Prognóstico de falhas em rolamentos baseado em modelos granulares evolutivos

Abstract

Predictive maintenance is essential to ensure operational continuity in the industry, being one of the pillars of Industry 4.0, where sensors and cyber-physical systems enable continuous equipment monitoring. In this context, Prognostics and Health Management (PHM) emerges as an approach for failure prediction through the estimation of the Remaining Useful Life (RUL) of machines using algorithms based on physical models, statistical methods, and computational intelligence techniques capable of analyzing operational parameters and calculating the time to failure. However, traditional prediction methods face limitations such as dependency on large volumes of training data, fixed structures and parameters, high computational cost, and low interpretability.
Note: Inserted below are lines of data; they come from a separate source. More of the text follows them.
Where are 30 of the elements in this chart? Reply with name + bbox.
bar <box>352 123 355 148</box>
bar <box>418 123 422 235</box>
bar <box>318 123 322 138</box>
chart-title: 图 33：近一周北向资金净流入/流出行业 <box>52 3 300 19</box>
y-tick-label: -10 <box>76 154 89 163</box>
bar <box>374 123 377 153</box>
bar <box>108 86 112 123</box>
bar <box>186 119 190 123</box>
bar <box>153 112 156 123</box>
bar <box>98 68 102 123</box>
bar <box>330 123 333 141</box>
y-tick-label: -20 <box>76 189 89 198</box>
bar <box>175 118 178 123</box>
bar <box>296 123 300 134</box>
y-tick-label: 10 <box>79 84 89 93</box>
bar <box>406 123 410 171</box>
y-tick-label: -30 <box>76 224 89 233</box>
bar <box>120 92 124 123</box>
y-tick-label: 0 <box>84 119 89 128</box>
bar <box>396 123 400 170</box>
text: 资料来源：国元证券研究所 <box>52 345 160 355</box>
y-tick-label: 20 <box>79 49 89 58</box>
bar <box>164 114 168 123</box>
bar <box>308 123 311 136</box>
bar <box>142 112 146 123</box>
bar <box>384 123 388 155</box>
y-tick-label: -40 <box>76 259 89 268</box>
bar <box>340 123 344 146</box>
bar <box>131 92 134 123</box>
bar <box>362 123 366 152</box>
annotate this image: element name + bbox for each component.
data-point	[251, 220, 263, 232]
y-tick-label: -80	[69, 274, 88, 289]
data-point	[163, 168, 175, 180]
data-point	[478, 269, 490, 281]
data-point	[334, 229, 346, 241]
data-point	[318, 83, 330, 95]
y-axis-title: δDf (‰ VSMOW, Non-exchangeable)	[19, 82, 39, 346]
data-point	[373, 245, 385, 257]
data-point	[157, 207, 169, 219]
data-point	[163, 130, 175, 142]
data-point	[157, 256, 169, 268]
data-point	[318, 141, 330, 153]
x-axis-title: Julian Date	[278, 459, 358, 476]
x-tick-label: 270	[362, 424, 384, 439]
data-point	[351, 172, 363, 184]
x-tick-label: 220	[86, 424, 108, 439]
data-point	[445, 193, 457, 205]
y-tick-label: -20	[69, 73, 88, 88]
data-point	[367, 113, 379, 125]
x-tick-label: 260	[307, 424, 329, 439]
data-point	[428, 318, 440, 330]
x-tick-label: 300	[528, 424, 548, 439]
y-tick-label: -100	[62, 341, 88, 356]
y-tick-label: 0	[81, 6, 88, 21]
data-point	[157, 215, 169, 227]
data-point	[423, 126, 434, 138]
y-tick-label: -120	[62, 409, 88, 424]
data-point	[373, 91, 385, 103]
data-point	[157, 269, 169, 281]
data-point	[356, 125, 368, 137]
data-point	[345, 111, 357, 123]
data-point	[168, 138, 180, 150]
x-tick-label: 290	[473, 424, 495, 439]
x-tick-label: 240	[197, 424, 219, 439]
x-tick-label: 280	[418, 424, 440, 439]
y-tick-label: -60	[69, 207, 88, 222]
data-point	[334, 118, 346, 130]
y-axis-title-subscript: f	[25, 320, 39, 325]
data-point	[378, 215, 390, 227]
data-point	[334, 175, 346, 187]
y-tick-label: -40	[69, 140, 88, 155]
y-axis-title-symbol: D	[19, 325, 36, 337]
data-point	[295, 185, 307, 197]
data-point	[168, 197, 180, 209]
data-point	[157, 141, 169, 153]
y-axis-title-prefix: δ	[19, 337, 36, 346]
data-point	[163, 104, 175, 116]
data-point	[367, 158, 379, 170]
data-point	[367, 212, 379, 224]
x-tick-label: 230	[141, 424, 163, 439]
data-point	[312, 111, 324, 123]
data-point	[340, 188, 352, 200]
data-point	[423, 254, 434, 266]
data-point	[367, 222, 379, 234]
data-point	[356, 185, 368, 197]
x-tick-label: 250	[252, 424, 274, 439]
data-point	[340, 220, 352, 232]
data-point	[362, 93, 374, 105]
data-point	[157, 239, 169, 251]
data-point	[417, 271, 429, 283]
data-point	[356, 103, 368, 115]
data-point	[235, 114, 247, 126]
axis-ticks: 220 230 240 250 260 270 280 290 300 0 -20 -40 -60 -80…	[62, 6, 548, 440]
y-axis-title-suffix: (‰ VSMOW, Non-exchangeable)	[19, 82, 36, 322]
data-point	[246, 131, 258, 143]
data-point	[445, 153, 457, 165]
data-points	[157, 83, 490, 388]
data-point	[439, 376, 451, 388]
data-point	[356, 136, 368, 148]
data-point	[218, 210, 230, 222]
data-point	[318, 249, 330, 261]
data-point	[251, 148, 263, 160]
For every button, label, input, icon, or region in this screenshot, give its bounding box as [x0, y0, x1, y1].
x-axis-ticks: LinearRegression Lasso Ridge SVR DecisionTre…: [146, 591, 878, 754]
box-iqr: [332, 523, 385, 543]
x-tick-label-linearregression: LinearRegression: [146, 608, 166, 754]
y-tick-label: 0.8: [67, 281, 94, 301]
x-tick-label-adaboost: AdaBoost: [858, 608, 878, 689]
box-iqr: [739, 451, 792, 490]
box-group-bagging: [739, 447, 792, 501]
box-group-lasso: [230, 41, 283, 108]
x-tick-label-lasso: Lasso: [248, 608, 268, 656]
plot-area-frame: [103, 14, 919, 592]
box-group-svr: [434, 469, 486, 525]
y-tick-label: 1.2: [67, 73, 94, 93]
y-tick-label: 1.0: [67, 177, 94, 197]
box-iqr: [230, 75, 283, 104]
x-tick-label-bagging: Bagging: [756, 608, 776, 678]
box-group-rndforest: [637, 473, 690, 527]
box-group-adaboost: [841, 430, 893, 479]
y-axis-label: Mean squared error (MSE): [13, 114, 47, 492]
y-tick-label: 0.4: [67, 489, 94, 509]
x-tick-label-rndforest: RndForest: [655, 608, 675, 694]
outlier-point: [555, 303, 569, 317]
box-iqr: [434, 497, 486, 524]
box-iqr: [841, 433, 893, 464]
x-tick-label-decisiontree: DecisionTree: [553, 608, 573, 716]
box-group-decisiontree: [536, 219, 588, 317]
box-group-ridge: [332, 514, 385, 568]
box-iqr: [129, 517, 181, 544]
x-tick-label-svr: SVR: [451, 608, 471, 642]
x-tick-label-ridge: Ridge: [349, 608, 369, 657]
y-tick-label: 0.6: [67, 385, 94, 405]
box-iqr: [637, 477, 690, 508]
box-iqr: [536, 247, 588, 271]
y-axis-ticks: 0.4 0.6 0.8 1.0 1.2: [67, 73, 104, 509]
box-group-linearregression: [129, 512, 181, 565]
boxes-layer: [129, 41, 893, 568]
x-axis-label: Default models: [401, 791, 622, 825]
These constraints make such methods ineffective in real-world scenarios, where there is a lack of historical data, abrupt operational changes, and the need for computationally efficient and explainable models. To overcome these limitations, this research proposes the AutoCloud Predictor, a granular and evolutionary model that learns continuously and autonomously, adjusting its parameters and expanding or reducing its structure according to the characteristics of the data. Additionally, its granularity-based approach enables the generation of more interpretable and adaptable predictions to system variations. Preliminary tests of the AutoCloud Predictor demonstrate its ability to address the challenges presented, offering more adaptable and interpretable predictions. However, its accuracy has not yet reached the expected level, highlighting the need to explore potential improvements addressed throughout this study.